The recent El Niño event and the devastation it brought in certain countries support a need for change. Peru, for example, received a few hundred million US dollars in mid-1997 in loans to prepare for the onslaught of El Niño. However, at the end of last year (1996) the Peruvian government purchased an equivalent amount of airplanes from Belorus. In response to both El Niño and the military purchase, Ecuador also purchased planes and received World Bank funds to combat El Niño. The interesting point here is that the amounts received from the international lending agencies were equivalent in both cases to the amount paid to purchase aircraft. Was this in fact an indirect subsidy by those institutions to support the ongoing border conflict between these two countries?

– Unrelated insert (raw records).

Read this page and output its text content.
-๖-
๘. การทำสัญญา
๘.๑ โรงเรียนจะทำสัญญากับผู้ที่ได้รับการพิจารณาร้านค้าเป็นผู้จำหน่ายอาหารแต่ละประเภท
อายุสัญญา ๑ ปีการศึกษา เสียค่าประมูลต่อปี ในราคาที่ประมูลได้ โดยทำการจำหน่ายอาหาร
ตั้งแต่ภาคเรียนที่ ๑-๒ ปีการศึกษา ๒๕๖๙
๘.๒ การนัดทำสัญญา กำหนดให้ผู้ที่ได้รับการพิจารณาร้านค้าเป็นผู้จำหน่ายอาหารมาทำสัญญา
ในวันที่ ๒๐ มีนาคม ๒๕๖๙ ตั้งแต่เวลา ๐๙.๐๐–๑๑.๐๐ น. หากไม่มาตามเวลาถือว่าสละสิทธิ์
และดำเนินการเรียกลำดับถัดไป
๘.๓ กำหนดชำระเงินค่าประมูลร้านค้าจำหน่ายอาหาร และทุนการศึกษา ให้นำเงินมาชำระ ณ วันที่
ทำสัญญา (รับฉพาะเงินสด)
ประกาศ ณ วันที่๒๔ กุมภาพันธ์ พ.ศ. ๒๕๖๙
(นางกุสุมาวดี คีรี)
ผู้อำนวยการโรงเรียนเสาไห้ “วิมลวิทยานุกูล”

And a similar situation has occurred most recently in Kenya. Kenya's infrastructure was greatly impaired by the heavy rains associated with the 1997-98 El Niño. In mid-May 1998 Kenya received almost $100 million dollars from the World Bank in order to repair its roads and bridges that had been destroyed by El Niño. However, the local newspapers ran the story of a corrupt money deal involving members of the Kenyan government, to the tune of one hundred million US dollars.
Is it that the national governments in many parts of the world have come to 'expect' that, with regard to development needs and responses to natural disasters, the international community of donors and investors will come to bail them out. This has often been the case in the past. Should not be allowed to continue in the future.